How does that add anything to my post? I explained the source of the confusion, identified the actual location (which has a different name to the one the BBC reported) and linked to it on Google Street View
Dear Chris M, you're right- I don't think my post does add anything new to what you had identified and posted. I'm sorrry if I gave you the impression that I was in any way intending to contest/ rubbish/ play down your contribution. Perhaps I should have been clearer that I wa supporting/ reinforcing your posting. While seeing clearly your Streetview focused on the bridge sign and the location described, on running around and 'backng out' I saw the huge LOW BRIDGE sign which gave rise to my somewhat pithy observation regarding not being clear to some as the damaged brickwork so clearly demonstrates.
I'd assumed BrianW was referring to the enormous yellow LOW BRIDGE warning, lairy black/yellow hatching and both metric and imperial height warning triangles across the bridge apparently going unnoticed by some lorry drivers.
As a local, I'm pretty sure the road has never been called Harefield Road, certainly within the timespan of the railway line. The overbridge to the west is on Harvil Road, an old version of Harefield, so parallel roads effectively having the same name would be odd. The lorry problem is more likely to be down to the number of skip hire firms and slightly dodgy scrapyards in the area as well as a large waste disposal site, rather than HS 2. The possible "Harefield Road" name for the proposed Central line station (never built thanks to a World War followed by the Greenbelt) sounds more like a classic railway convention when the station was away from the target settlement than it actually being the road name.
Thank you Ralph- that is what I was intending to convey.
Streetview gives me this for the bridge viewed for the other direction: clearer/ less clear?
https://www.google.com/maps/@51.573...gJBOvCm29NOgG-339slQ!2e0!7i13312!8i6656?hl=en
To add here if I may, while writing ... I imagine that the proposed Central Line station would have been part of a plan to reach Uxbridge either at the then Uxbridge High Street station (or maybe as part of some grand scheme to amalgamate stations and lines in Uxbridge Town Centre focusing around the Met/Picadilly 'Tube' station, or York Road, or Fassnidge Park, or Vine Street?)
I imagine 'Harefield Road' would have been a station name in the same sense as e.g. Bodmin Road or Uxbridge Road being not very close to Bodmin or Uxbridge; or Harefiled!

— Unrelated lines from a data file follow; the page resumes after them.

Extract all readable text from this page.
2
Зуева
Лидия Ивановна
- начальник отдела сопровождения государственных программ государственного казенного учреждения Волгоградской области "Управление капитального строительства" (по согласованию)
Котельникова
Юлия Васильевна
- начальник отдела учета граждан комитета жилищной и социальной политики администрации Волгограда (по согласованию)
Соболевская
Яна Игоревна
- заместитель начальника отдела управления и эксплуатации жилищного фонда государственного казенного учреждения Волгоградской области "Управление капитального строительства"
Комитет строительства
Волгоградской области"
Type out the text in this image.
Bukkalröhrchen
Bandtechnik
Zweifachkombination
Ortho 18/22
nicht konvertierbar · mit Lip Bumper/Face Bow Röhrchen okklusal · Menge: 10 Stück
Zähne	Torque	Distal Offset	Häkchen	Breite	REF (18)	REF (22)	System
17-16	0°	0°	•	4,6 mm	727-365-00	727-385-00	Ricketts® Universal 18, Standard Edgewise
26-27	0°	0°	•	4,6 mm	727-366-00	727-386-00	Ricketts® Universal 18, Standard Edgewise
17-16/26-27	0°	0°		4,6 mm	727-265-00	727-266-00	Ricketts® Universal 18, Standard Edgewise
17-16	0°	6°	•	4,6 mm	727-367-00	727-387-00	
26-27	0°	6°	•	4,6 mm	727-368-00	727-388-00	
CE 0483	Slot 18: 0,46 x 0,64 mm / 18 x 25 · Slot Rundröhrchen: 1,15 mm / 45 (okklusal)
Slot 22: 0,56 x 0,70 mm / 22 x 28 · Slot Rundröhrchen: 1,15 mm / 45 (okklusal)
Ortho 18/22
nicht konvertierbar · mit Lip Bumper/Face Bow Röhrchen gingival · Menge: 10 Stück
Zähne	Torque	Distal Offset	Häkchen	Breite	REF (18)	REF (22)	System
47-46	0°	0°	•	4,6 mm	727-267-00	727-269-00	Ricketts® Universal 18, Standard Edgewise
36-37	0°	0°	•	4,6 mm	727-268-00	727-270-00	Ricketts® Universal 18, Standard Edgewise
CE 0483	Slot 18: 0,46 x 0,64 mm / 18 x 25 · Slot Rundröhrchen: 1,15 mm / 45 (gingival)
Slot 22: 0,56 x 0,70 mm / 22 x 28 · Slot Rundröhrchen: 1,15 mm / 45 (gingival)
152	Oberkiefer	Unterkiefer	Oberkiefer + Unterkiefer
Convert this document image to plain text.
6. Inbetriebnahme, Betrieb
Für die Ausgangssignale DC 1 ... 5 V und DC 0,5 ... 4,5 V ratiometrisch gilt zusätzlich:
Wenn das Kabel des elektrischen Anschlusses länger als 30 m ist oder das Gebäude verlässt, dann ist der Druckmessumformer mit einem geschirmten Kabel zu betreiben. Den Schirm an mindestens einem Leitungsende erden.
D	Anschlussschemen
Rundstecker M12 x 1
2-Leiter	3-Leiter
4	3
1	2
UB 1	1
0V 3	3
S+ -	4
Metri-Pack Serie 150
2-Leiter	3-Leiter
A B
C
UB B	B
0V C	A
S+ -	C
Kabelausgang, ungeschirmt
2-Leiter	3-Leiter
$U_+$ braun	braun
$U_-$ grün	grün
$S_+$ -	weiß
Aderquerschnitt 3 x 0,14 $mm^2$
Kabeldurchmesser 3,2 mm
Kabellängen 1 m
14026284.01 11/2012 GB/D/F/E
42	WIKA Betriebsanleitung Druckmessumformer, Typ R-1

Also, there was (is?) a London Borough of Hillingdon (ex GLC?) 'tip' at Newyears Green, not far from the bridge in question, and probably much used by excessively large waste lorries:
https://hidden-london.com/gazetteer/newyears-green/
The road sign when approaching the unnamed Brakspear Road South (?) roundabout on Swakeleys Road from the A40 does show weight and height restrictions:
Find local businesses, view maps and get driving directions in Google Maps.
www.google.com
and from the Ickenham direction:
Find local businesses, view maps and get driving directions in Google Maps.
www.google.com
I don't recall significant signage at the Harefield end of Brakespear Road North warning of this low bridge ahead.
At the start of Harvil Road at Swakeleys Road roundabout on the B467 from the A40, there is a sign with a 7.5t limit:
https://www.google.com/maps/@51.563...cOLVOq0Klea_AhHkcgLg!2e0!7i16384!8i8192?hl=en
I observe however many an HGV on streetview at that roundabout, and flowers attached to a lamppost there, suggesting traffic dangers, maybe also related.
I seem to recall when I worked in Hillingdon's Architects Dept some 'confusions' regarding street namings across different maps of this area, but my recollection is not so good now. (I was the architect for a scheme of houses at the junction of Church Hill and Harvil Road. (Nicholas Brakespeare was the first English Pope)
It always seemed to me an area that was difficult to navigate, with roads narrow, twisting and turning, so very liable to have traffic taking unfamiliar and unclear routes, and esp difficult for heavy, wide or high vehicles. Hopefully the HS2 construction traffic is well-directed!